The PCs insist that with the way the Liberals have, in their view, been overspending like drunken sailors, they shouldn’t have any trouble at all identifying a mere 2 per cent in spending cuts on a roughly $140 billion budget. Plus, the party is taking a chapter from the federal Liberals’ successful 2015 election campaign by pledging to go back into deficit for the first year, while balancing the books thereafter. So harsh spending cuts of the kind former PC leader Tim Hudak advanced in the last election campaign won’t be necessary, Brown insists.  

(Incidentally, we’ve seen how hard getting the books back into balance has proved to be for the federal government. It pledged to run a “modest” $10 billion deficit in its first year, only to come in with something about three times as big. And now there appear to be no imminent plans to get back into the black).

Brown has already hit the hustings every day since his platform dropped last Saturday. He’s the major party leader with the least electoral experience, having never led his troops through a province-wide campaign before. Premier Kathleen Wynne has led her party into one previous campaign, and she won a majority government. Andrea Horwath of the NDP has already helmed her party in election campaigns in 2011 and 2014. So Brown needs the most practice of the three, and he’s getting it now.
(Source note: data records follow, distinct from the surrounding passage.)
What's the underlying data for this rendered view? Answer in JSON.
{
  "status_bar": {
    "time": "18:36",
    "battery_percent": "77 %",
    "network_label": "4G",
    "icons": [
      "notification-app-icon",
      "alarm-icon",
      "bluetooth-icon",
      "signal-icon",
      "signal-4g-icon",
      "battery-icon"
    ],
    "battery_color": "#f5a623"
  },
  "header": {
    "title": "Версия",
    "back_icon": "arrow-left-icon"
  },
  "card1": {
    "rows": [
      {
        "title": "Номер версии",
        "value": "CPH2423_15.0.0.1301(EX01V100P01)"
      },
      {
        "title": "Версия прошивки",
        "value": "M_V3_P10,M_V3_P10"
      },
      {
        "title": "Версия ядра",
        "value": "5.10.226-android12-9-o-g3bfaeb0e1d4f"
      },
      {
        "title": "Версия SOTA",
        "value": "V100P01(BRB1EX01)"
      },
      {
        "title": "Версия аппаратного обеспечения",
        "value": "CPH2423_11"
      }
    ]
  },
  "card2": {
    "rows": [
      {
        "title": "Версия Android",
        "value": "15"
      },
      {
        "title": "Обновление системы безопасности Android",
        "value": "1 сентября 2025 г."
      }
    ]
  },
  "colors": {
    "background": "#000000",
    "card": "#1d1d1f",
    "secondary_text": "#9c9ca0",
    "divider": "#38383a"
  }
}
One also wonders, now that the Tories have brought out their election manifesto, whether that’ll pressure the other two main parties to pony up something sooner than they’d intended.

Full disclosure: my wife is a volunteer for the Ontario PC Party. She co-chaired the health care policy development process, some of whose planks are in the PC platform.

Correction: Due to an editing error, an earlier version of this post stated the small business tax will be reduced to 2.5 per cent from 3.5 per cent. It will actually be reduced to 3.5 per cent from 4.5 per cent.